Oh, So Close…

by Ed Meyer

posted on February 15, 2009 in General Discussion, News | No Comments >>

In the world of racing, there has to be a stimulus plan as well to ensure survival. The game finds itself floundering, and in the heart of horse country, there is no exception.

A revised version of House Speaker Greg Stumbo’s bill, to allow video lottery terminals at racetracks, passed the House Licensing and Occupations Committee yesterday without opposition.

Despite committee support, the bill faces an uncertain future.

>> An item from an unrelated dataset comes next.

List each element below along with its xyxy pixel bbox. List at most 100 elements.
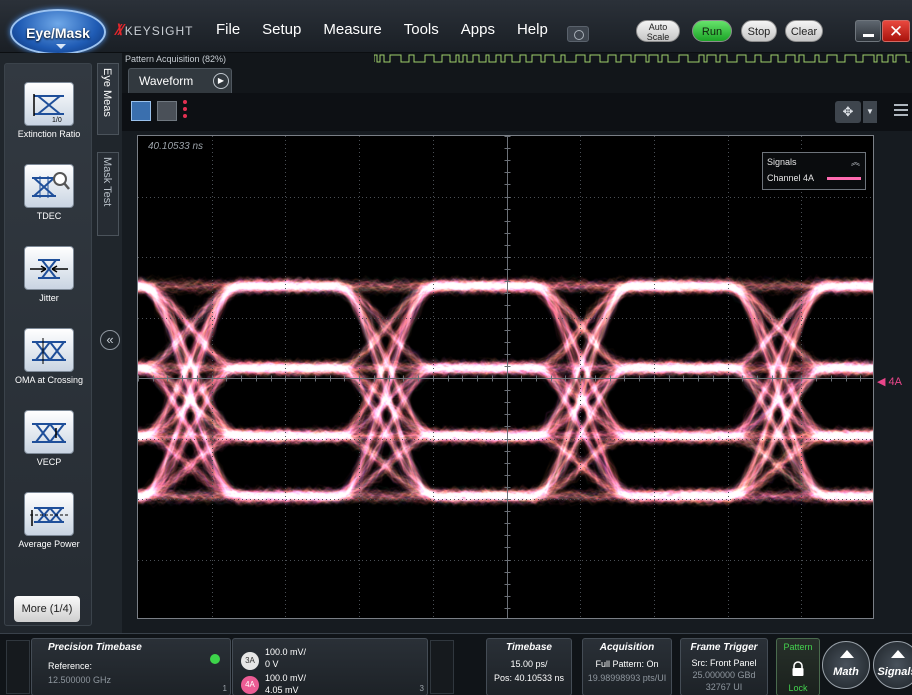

House Bill 158 will be sent to the Appropriations and Revenue Committee, but Stumbo, D-Prestonsburg, repeated that it may not advance any further this year and currently doesn’t have the 60 votes he wants for it to pass the House.

House Speaker Larry Clark, D-Louisville, said he supports Stumbo but does not believe the bill is dead and that it could be helpful in addressing a budget shortfall for the 2009-10 fiscal year. Next year’s shortfall is expected to be larger than the $456 million this fiscal year.

“I don’t think it’s dead, but it’s the speaker’s bill and it’s his call,” Clark said.

The substitute approved by the committee significantly increases the $25,000 licensing fees that tracks would have had to pay in the original bill drafted by Stumbo, although the revision gives the tracks five years to pay the higher fees.

Churchill Downs would have to pay $100 million to operate a parlor with the slot-machine-like terminals, as would the two Lexington tracks for the parlor they could operate jointly. The highest fee would be $125 million for Florence’s Turfway Park, which would have a monopoly in Northern Kentucky, where casino proponents argued last year that two full-fledged casinos could operate successfully.

The other fees would range from $75 million for Kentucky Downs in Franklin to as low as $25 million for Thunder Ridge in Prestonsburg.

If the final ninth racetrack license is approved by the Kentucky Horse Racing Commission, a licensing fee for that track would not exceed $100 million.

Tracks also would have to pay a $25,000 application fee.

The fees were based on estimates of which tracks would take in the most money and how much the tracks were willing to pay last year.

Gov. Steve Beshear pushed casinos at tracks and other locations, including two in Northern Kentucky, last year.

Clark acknowledged tracks would complain that those fees were for full-service casinos — not just slots — and that those fees were discussed before the recession became apparent.

But Clark said Beshear’s plan also allowed more competition.

The new bill sets a tax rate of 28 percent for the first five years. Clark gave estimates that showed $1.178 billion in total revenue for the fifth year.

The bill also alters how the state’s share of the revenues would be spent — with additional tax breaks that weren’t in Stumbo’s original proposal.

The revised bill adds a sales tax exemption for horse farming supplies. It also creates a pool of up to $15 million for tourism, public protection and infrastructure projects within 30 miles of tracks in larger counties.

The new version caps the money for drug and alcohol addiction rehabilitation and county jails at $15 million each per year from the original $20 million.

The bill passed the committee with Rep. Adam Koenig, R-Erlanger, passing the equivalent of an abstention. Koenig said he supports the concept but promised his voters that he would give them the ability to vote on the issue with a constitutional amendment.

Louisville Republican Ron Crimm said it was his first vote in favor of expanded gambling after years of voting against it. He cited his constituents’ support for slots.

Stumbo said it’s most likely the slots debate will extend past this year’s session.

Keeneland Race Course President Nick Nicholson, a spokesman for the tracks, said if the issue isn’t addressed until the 2010 regular session, it would mean Ellis Park could close and Turfway, which Keeneland co-owns, would be in jeopardy.

“That’s not meant to be a threat,” he said, “… but it’s also meant to be a reality.”

David Edmunds, a policy analyst for the conservative Family Foundation of Kentucky, said slots cannot be approved under the state constitution without an amendment. He said an opinion issued by Stumbo as attorney general goes against other attorney general opinions that say an amendment is required.